2. $||Av_i|| = \sigma_i$. Let $u_i = \frac{Av_i}{\sigma_i}$. You can imagine that $Av_i = \sigma_iu_i$, which means that $u_i$ is the "eigenvector" of $A$ in the $n$-space
   1. proof: we know from a previous result that $Av_i \cdot Av_i = d_j v_i \cdot v_i = d_i$. Because $\sigma_i = \sqrt{d}$, the proof is obvious.

3. More concretely: $v_1, ...v_n$ are eigenvectors of $A^TA$, and $u_1, ...u_m$ are eigenvectors of $AA^T$

4. $A = U\Sigma V^T$ where $U$ and $V$ are orthogonal matrices and $\Sigma$ is a diagonal $m\times n$ matrix.
   1. Proof: Consider $AV$, where $V$ is the column matrix of the orthonormal $n$-basis. We now that $Av_i = \sigma u_i$, so we can make a column matrix of $\sigma_n u_n$. This can be decomposed into a column matrix of $u_n$ and a diagonal of $\sigma$, with some sparseness (because recall that if $n > m$, there's got to be some $v_n$ that maps to $0$. Therefore, we get $AV = U\Sigma$, which mean sthat $A = U\Sigma V^T$ as desired.

Reduced SVD

What does this mean in terms of the fundamental subspaces?

Well, the range of $U_1$ becomes the range of $A$.
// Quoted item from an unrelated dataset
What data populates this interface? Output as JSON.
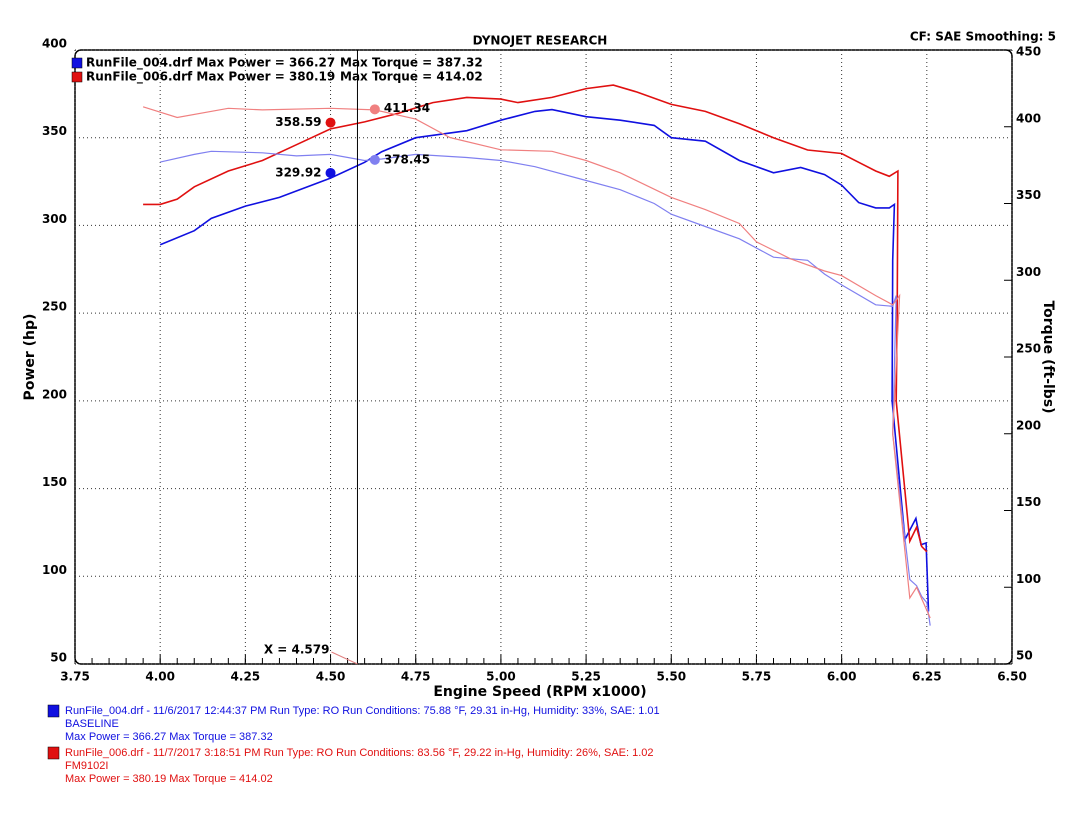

The range of $U_2$ becomes the orthogonal complement to the range of $A$

The range of $V_1$ becomes the orthogonal complement to the null space of $A$

The range of $V_1$ becomes the null space of $A$

As such, the ranges of the four matrices cover the four fundamental subspaces of $A$!! By selecting $U_1 \Sigma V_1$, you are essentially piecing together the behavior of $A$.